[sandip.sarkar]

I am trying to solve 2D flow past a transversely oscillating cylinder in cross flow in non inertial frame of reference. In this non inertial frame, the mesh size is fixed and the whole domain will oscillate and move with the flow.Boundary conditions I have used are as follows:

At inlet:
u=1-(2*pi*As*fe*Cos(2*pi*fe*t))
v=0
Here, fe=Frequency of vibration, As=Amplitude, t=time

Top and bottom walls: (Free slip BC)

v=o
du/dy=o

At cylinder surface: u=v=0(no slip)

Outlet:

Fully developed: du/dx=dv/dx=0

Here in non inertial frame of reference I have added one source term in u-momentum equation as:

du/dt + u(du/dx) + v(du/dy) = -(dp/dx) + (1/Re)*grad^2(u)+ (4*(pi^2)*(fe^2)*As*Sin(2*pi*fe*t))

At outlet I have used presuure=0

Iam stucking with that "what will be the boundary conditions of pressue at all the planes?" As because I have to stick with outlet pressue =0, for traction free exit.

Are the boundary conditions I am using true? Or any modifications required?

I will be so greatful if some one extends hands to suggest me a wayout.

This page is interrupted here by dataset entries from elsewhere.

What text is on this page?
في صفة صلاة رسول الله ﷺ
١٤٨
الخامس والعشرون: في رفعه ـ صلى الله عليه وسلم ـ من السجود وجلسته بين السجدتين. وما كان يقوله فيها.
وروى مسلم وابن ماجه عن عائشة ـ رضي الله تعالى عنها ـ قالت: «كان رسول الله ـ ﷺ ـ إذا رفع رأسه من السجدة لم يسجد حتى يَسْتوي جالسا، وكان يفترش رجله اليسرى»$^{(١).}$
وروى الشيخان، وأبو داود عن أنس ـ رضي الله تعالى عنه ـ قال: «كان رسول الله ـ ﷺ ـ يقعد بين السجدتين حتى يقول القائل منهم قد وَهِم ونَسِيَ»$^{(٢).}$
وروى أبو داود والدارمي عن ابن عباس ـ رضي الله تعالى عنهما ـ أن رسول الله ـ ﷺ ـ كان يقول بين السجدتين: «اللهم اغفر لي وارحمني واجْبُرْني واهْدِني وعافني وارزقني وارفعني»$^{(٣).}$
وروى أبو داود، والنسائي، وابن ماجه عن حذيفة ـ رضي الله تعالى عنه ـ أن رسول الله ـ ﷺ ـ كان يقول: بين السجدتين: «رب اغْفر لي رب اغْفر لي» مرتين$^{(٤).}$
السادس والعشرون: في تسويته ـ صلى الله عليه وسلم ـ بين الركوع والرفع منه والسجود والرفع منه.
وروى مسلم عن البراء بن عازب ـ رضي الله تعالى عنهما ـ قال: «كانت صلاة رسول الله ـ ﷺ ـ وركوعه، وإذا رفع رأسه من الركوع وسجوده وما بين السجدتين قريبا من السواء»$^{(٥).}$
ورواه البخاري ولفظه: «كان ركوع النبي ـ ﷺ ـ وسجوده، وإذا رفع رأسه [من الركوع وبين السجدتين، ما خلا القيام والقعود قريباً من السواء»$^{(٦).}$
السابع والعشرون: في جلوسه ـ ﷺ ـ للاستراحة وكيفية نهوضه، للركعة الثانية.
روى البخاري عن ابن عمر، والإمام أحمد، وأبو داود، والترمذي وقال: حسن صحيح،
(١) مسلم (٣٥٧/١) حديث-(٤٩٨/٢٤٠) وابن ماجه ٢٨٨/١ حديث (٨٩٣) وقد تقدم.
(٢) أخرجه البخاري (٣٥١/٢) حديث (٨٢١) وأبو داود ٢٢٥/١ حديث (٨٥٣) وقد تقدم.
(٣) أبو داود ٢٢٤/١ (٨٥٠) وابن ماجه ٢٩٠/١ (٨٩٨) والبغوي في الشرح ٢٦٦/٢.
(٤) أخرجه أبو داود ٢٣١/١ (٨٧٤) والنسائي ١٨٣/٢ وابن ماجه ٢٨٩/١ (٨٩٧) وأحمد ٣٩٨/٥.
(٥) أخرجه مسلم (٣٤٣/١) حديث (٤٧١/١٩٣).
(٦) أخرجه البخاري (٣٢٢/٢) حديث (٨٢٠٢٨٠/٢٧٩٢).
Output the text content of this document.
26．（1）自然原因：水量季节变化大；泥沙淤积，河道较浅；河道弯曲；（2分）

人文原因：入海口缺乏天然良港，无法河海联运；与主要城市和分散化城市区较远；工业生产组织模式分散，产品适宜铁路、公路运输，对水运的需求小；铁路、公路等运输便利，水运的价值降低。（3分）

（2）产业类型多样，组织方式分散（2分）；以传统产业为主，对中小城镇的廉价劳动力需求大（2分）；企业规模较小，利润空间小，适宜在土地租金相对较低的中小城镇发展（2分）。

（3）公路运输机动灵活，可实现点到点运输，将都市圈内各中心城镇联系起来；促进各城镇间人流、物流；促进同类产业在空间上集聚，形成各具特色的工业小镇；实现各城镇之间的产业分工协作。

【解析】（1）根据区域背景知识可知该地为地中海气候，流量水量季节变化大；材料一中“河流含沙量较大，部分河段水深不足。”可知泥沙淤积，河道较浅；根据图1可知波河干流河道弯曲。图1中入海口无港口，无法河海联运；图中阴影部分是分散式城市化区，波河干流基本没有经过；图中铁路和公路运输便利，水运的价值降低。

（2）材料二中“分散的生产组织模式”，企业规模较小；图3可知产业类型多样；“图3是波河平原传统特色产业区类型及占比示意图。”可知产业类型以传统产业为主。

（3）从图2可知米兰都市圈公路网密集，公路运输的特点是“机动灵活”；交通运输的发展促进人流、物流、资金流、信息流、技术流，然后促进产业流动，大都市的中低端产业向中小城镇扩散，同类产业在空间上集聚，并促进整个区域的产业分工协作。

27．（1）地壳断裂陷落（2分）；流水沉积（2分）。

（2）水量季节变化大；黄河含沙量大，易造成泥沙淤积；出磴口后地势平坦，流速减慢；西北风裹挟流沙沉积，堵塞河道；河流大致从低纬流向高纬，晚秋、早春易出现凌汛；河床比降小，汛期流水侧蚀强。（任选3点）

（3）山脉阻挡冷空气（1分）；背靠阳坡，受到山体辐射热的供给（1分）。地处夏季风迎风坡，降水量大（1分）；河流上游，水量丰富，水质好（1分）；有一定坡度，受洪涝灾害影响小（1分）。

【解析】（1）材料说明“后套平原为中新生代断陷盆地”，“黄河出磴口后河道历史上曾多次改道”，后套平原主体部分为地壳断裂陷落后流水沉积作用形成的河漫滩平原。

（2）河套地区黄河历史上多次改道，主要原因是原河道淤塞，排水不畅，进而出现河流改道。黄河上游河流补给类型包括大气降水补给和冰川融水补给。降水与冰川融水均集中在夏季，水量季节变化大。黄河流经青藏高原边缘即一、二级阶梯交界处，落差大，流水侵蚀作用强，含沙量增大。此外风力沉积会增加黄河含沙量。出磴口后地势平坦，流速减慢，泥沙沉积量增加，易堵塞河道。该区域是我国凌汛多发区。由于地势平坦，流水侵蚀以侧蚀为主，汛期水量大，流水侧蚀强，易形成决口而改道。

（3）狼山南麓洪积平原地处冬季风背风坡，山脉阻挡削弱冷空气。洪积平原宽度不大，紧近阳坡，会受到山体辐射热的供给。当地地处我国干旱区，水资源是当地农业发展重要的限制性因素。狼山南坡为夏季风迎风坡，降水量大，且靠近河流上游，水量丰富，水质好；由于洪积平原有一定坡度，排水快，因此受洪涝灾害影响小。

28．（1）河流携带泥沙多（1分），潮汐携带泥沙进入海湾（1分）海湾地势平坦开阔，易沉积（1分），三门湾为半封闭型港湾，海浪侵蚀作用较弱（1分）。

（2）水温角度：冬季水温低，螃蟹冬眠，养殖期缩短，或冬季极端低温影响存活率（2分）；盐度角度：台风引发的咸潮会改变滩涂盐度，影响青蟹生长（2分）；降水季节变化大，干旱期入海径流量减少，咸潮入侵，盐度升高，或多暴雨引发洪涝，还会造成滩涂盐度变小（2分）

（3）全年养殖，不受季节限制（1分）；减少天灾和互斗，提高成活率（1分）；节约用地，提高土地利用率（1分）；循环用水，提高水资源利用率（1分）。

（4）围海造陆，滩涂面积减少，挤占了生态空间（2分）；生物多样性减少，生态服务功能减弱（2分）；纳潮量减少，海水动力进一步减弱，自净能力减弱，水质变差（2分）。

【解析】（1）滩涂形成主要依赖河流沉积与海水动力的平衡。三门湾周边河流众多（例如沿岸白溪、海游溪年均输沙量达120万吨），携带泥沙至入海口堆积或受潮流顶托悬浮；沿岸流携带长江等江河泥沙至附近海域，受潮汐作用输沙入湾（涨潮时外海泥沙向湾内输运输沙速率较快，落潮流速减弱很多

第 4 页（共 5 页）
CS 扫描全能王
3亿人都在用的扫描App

Thanks in advance for your time to read the whole writeup and kind cooperation.
Regards
Sandip

[sandip.sarkar]

Dear Friends,

Thank you for giving your precious time to view the post on oscillating cylinder.After two weeks of continuous thinking and literature survey I have resolved the problem on pressure boundary conditions. Though the situation is non inertial frame of reference, the boundary conditions of pressure will be similar as inertial frame of reference. Specifically, the spatial gradient of pressure will be zero at all places, except at outlet, where Dirichlet boundary condition of pressure has to be imposed by zero value.
Now, I have started getting results!

Hope this information will be helpful for those who are working on similar type of problem.

Regards

Sandip